Red, Black and White – Poppies Unite

Poppies, like people, of many colours

Remembrance Day is a big date on the civic calendar. First observed in 1919 it was designed to commemorate Armistice Day -11th hour of the 11th day of the 11th month, in 1918 when the guns ‘fell silent’ at the end of the Great War. Of course the guns never fell silent and the Great War just became known to history as the ‘First World War’ soon to be followed by a ‘Second’ and thereafter by many more to this very day and probably beyond. At Kings Square in Bridgwater well over 100 people attended what is always a crisp sunny day to lay wreaths of red poppies on the cenotaph, listen to ‘Jerusalem’ , the ‘Kohima epitaph’ and the ‘last post’ followed by a lowering of banners, a bugle call and a raising of banners ready for the next one. The square is always full of youth in uniforms upon whose shoulders ‘the next one’ will fall. But if you look closely at the King Square monument this year you won’t just see red poppies you’ll also spot a couple of white ones and  newly laid, for the first time ever, a ‘black one’. What does this all mean?


The Bridgwater Town Council ‘red poppy’ wreath laid by Mayor Liz Leavy

The ‘Red Poppy’ is the commonly accepted symbol of poppy day. Inspired by the poppies that grew across the grounds where the battles were fought and the dead lay mixed with the earth in their millions after World War One. The red poppy was devised by the Royal British Legion to show remembrance for the people who died fighting in the first world war ‘and the conflicts that followed it‘. The RBL is a charity created by veterans of World War One and the poppy is said to represent ‘remembrance and hope for a peaceful future‘. The poem ‘In Flanders Fields’ was written at the height of the battle on the western front in the spring of 1915 by Canadian Lieutenant  Colonel John McCrae inspired by the growth and resilience of the poppies. Literally millions of red poppies are sold each year and Kings Square was naturally awash with them this year.

2 White Poppy Wreaths, laid by the Peace Group and by the Quakers


The ‘White Poppy’ was created in the 1930s by the ‘Peace Pledge Union’ and remembers people who ‘died in conflict with a focus on an end to war’. Some of the wearers of the white poppy believe that the red poppy glorifies war and conflict and their aim is to ‘challenge the way we look at war‘. In Bridgwater the ‘Peace Group’ holds a separate ceremony a day or 2 ahead of the official remembrance day  and the white poppies remain on the monument alongside the red poppies. This year, sadly, they were moved and rescued later from ‘behind a tree’ where they’d been hidden and placed back on the statue. Town Council Leader Brian Smedley, who tracked down the missing white poppies, commented “Presumably, wars are fought to uphold basic freedoms, such as the right to hold a different point of view?”

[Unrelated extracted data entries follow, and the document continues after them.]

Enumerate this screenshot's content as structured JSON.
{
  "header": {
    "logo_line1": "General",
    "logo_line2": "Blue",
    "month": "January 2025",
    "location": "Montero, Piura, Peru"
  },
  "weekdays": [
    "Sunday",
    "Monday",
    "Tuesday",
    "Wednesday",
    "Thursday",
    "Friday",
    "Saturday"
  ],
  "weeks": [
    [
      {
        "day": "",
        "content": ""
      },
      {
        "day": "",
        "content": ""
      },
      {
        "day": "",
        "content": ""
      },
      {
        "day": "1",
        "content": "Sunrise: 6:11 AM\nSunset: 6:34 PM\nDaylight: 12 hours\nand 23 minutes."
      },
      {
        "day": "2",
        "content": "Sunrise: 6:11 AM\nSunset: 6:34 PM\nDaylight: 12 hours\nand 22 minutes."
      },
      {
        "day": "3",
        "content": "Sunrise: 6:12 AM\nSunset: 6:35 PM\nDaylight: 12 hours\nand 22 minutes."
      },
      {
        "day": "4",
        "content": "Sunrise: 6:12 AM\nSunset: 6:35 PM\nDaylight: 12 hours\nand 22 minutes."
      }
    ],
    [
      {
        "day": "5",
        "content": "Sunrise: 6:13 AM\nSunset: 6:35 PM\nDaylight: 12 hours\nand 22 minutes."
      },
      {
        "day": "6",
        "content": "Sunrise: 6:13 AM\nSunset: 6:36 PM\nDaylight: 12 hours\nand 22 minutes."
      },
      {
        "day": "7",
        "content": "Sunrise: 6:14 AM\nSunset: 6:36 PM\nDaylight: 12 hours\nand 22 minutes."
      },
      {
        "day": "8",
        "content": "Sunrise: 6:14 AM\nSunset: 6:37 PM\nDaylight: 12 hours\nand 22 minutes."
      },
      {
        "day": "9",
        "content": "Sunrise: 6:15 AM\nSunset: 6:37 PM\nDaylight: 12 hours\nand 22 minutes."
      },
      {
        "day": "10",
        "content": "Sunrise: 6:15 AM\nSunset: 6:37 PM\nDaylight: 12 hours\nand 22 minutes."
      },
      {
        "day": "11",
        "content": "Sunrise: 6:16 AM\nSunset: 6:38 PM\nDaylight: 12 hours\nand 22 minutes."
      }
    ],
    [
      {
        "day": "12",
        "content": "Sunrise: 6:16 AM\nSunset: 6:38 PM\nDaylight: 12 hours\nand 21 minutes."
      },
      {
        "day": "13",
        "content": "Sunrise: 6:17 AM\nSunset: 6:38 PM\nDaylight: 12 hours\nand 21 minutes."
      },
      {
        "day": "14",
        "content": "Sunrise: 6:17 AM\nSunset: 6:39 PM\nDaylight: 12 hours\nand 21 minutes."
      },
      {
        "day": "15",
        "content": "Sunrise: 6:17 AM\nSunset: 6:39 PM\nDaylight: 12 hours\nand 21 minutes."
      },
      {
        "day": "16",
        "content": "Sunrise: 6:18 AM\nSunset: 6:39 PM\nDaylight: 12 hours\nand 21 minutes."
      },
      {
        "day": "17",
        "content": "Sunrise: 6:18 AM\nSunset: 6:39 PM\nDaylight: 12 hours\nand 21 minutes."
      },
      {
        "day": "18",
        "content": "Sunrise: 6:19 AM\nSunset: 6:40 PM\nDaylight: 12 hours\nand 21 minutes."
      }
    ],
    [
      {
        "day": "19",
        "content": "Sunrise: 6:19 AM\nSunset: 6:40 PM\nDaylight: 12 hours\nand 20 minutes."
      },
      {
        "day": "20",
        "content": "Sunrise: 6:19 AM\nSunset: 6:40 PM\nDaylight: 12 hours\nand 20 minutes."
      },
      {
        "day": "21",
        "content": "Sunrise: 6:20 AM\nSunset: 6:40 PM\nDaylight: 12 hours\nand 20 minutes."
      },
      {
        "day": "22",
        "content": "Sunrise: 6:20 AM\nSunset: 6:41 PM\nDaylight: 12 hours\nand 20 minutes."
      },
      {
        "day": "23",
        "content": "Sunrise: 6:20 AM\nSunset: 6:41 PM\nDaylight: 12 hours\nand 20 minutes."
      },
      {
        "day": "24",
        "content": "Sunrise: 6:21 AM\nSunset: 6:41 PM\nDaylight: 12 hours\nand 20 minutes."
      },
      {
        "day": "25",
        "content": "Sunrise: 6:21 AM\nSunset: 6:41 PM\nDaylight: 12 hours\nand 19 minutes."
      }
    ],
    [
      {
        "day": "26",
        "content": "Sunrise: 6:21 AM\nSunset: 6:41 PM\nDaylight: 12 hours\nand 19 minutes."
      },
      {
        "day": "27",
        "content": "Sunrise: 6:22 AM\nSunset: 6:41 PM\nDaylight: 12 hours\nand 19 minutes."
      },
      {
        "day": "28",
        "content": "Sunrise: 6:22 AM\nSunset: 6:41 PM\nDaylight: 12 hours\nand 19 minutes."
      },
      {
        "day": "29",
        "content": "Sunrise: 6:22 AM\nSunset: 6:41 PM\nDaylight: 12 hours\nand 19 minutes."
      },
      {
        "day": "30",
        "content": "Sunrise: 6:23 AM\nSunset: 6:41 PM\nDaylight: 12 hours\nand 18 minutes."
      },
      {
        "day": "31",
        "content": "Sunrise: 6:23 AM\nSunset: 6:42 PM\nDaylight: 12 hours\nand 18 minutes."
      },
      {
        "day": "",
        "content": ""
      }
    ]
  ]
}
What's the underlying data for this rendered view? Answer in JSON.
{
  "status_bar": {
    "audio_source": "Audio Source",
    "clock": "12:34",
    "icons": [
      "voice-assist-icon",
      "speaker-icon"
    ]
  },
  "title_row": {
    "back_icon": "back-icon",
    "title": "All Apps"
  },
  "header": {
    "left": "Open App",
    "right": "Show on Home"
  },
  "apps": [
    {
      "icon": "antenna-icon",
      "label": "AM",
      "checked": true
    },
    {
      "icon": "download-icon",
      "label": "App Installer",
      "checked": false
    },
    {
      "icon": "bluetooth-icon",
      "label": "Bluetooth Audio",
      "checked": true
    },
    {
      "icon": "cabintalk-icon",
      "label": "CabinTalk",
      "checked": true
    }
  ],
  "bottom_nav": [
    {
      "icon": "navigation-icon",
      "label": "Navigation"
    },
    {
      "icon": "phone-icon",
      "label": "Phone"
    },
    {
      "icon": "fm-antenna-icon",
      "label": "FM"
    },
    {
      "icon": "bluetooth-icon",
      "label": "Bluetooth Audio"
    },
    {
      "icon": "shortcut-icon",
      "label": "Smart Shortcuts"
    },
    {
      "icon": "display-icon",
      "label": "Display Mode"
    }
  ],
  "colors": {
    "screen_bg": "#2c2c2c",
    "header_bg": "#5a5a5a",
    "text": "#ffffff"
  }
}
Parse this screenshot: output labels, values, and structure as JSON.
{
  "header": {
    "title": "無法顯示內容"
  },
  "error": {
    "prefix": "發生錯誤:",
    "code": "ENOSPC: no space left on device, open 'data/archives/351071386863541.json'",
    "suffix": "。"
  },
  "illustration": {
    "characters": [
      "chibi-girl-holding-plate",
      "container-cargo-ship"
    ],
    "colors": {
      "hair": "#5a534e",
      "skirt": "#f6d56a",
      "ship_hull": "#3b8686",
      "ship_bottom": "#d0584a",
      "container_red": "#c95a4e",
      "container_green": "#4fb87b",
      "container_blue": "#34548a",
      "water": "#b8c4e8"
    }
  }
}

Jean Harper laying Bridgwater’s first Black Poppy wreath


This year, for the first time, the ‘Black Poppy’ featured in the Bridgwater ceremony. Laid by members of the Somerset African Caribbean Network this poppy is designed to recognise the contribution of Black, African and Caribbean communities to the war effort, as ex-servicemen and women and as civilians.

This charitable organisation was launched in 2010 and aims to highlight ‘largely untold historical legacies‘ from the 16th century onwards.  At 2022 Remembrance Day it was Jean Harper of the SACN who laid the first ever Black Poppy wreath.

The Purple Poppy -for the animals


There is , finally, the ‘Purple Poppy’ so far not seen at the Bridgwater event. The purple poppy is worn to remember the animals that have been the victims of war, often drafted into the military operations and ending up losing their lives. In particular, many horses were killed or injured in World War One. Donations to the Animal Purple Poppy Fund go to charities including World Horse Welfare and the Household Cavalry Foundation.

Another Bridgwater First..the Black Poppy Wreath

Jean Harper of the Somerset African Caribbean Network in Kings Square on Remembrance Day 2022 alongside Town Council Leader Cllr Brian Smedley and Community Portfolio holder Cllr Liz Marsh.